It’s a common scenario: standing in the heart of a crowded cocktail party or walking down a busy urban street, you find yourself deep in conversation with whoever is next to you. The brain’s sub-conscious ability to cut out background noise while talking is just one of its many powers. It is this skill that Mitsubishi Electric has managed to emulate with "Maisart", its original artificial intelligence technology (AI). Inspired by the workings of the human brain, this innovative tool separates speech from the background noise – paving the way to a dizzying number of possibilities for the future of voice-activated devices.
Voice-activated devices are steadily making daily life more convenient. The ability to dictate and send text messages, or control music and even surf the web while driving or engaged in other activities saves time and effort. Current speech recognition technologies have a major drawback, However – voice filtering that is suboptimal. For example, if one is in a car and wants to ask a smartphone for directions, everyone else in the car must remain quiet – a tall order for long trips with kids in the back seat. That’s because typical microphones in voice-activated devices hear noises as one conglomeration of sound, including irrelevant sounds and voices in the background.

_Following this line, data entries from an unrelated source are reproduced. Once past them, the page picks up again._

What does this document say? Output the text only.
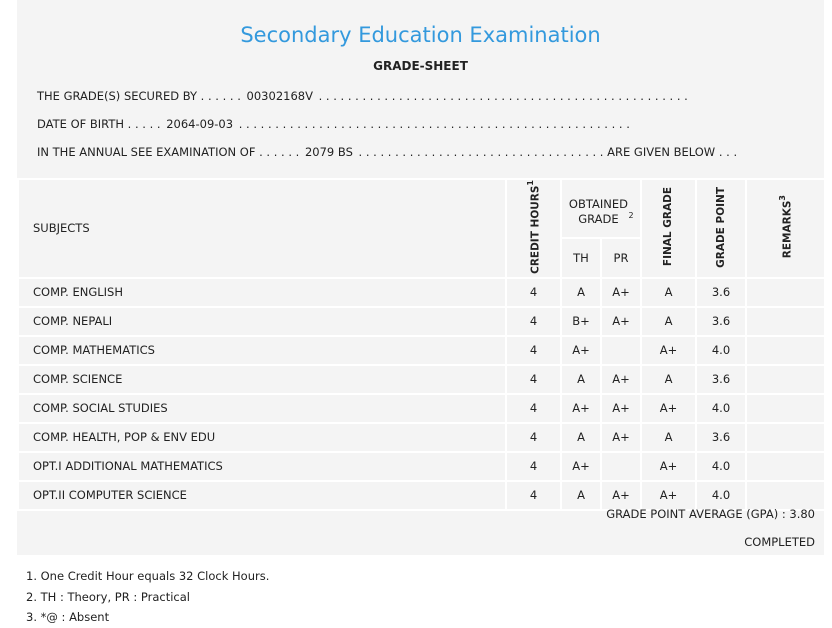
Secondary Education Examination
GRADE-SHEET
THE GRADE(S) SECURED BY . . . . . . 00302168V . . . . . . . . . . . . . . . . . . . . . . . . . . . . . . . . . . . . . . . . . . . . . . . . . . .
DATE OF BIRTH . . . . . 2064-09-03 . . . . . . . . . . . . . . . . . . . . . . . . . . . . . . . . . . . . . . . . . . . . . . . . . . . . . .
IN THE ANNUAL SEE EXAMINATION OF . . . . . . 2079 BS . . . . . . . . . . . . . . . . . . . . . . . . . . . . . . . . . . ARE GIVEN BELOW . . .
SUBJECTS	CREDIT HOURS$^1$	OBTAINED GRADE $^2$		FINAL GRADE	GRADE POINT	REMARKS$^3$
		TH	PR			
COMP. ENGLISH	4	A	A+	A	3.6	
COMP. NEPALI	4	B+	A+	A	3.6	
COMP. MATHEMATICS	4	A+		A+	4.0	
COMP. SCIENCE	4	A	A+	A	3.6	
COMP. SOCIAL STUDIES	4	A+	A+	A+	4.0	
COMP. HEALTH, POP & ENV EDU	4	A	A+	A	3.6	
OPT.I ADDITIONAL MATHEMATICS	4	A+		A+	4.0	
OPT.II COMPUTER SCIENCE	4	A	A+	A+	4.0	
GRADE POINT AVERAGE (GPA) : 3.80
COMPLETED
1. One Credit Hour equals 32 Clock Hours.
2. TH : Theory, PR : Practical
3. *@ : Absent
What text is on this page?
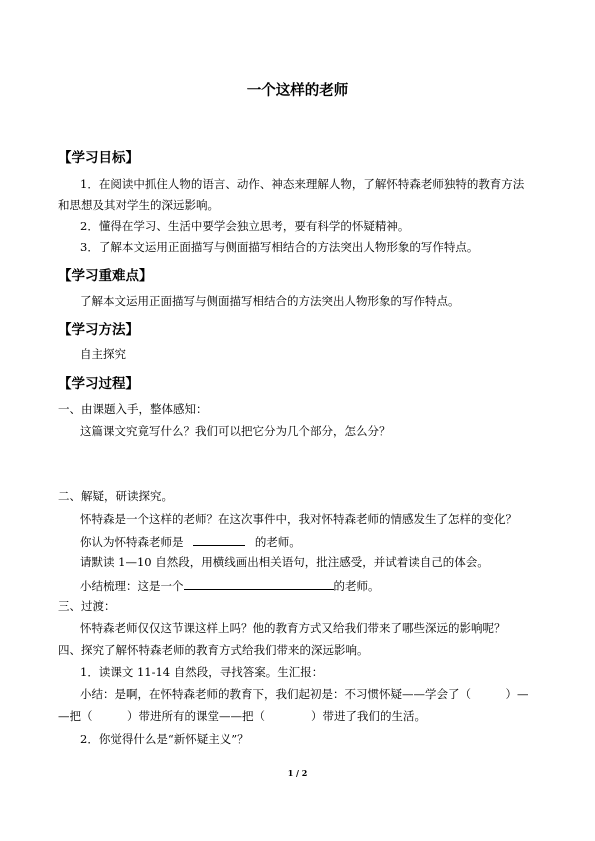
一个这样的老师
【学习目标】
1．在阅读中抓住人物的语言、动作、神态来理解人物，了解怀特森老师独特的教育方法
和思想及其对学生的深远影响。
2．懂得在学习、生活中要学会独立思考，要有科学的怀疑精神。
3．了解本文运用正面描写与侧面描写相结合的方法突出人物形象的写作特点。
【学习重难点】
了解本文运用正面描写与侧面描写相结合的方法突出人物形象的写作特点。
【学习方法】
自主探究
【学习过程】
一、由课题入手，整体感知：
这篇课文究竟写什么？我们可以把它分为几个部分，怎么分？
二、解疑，研读探究。
怀特森是一个这样的老师？在这次事件中，我对怀特森老师的情感发生了怎样的变化？
你认为怀特森老师是	的老师。
请默读 1—10 自然段，用横线画出相关语句，批注感受，并试着读自己的体会。
小结梳理：这是一个	的老师。
三、过渡：
怀特森老师仅仅这节课这样上吗？他的教育方式又给我们带来了哪些深远的影响呢？
四、探究了解怀特森老师的教育方式给我们带来的深远影响。
1．读课文 11-14 自然段，寻找答案。生汇报：
小结：是啊，在怀特森老师的教育下，我们起初是：不习惯怀疑——学会了（　　　）—
—把（　　　）带进所有的课堂——把（　　　　）带进了我们的生活。
2．你觉得什么是“新怀疑主义”？
1 / 2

To address this problem, Mitsubishi Electric engineers created the world’s first technology that separates, then reconstructs, the speech of up to three people talking into a single microphone at the same time with a high degree of accuracy. In a demonstration with two speakers talking at the same time in quiet conditions, speech recognition accuracy was more than 90% compared to a 51% accuracy rate with conventional technologies. Its technology has a clear competitive edge thanks to its accuracy and the fact that it only requires one microphone, unlike voice recognition devices on the market today, which require multiple microphones.
"Cocktail Party Effect"
When developing the technology, Mitsubishi Electric’s researchers took a cue from the human auditory system, which possesses an extraordinary ability to focus on a single conversation in a noisy throng and filter out other stimuli – a phenomenon known as the "cocktail party effect."
The speech-separation technology uses a method exclusive to Mitsubishi Electric called "Deep Clustering." This method first clusters voices together using deep learning, a common AI technique. Deep Clustering then separates mixed voices by identifying their unique qualities, including different gender and spoken language combinations. Finally, each person’s speech is reconstructed by resynthesizing the previously separated speech components.
While its speech-separation technology is yet to be commercialized, Mitsubishi Electric believes its potential to make lives more convenient is enormous. It could make everyday voice-activated devices more precise – no more asking the kids to keep it down when telling a smart speaker to stream a movie. And it could make transcriptions of business meetings a piece of cake, especially the heated ones with multiple people all talking at once. For those with hearing issues, the technology could help them stay on top of fast-moving conversations.
That’s something to look forward to – voice recognition technologies that make sense of people’s busy, and sometimes boisterous, lives.
The content is true and accurate as of the time of publication.Information related to products and services included in this article may differ by country or region.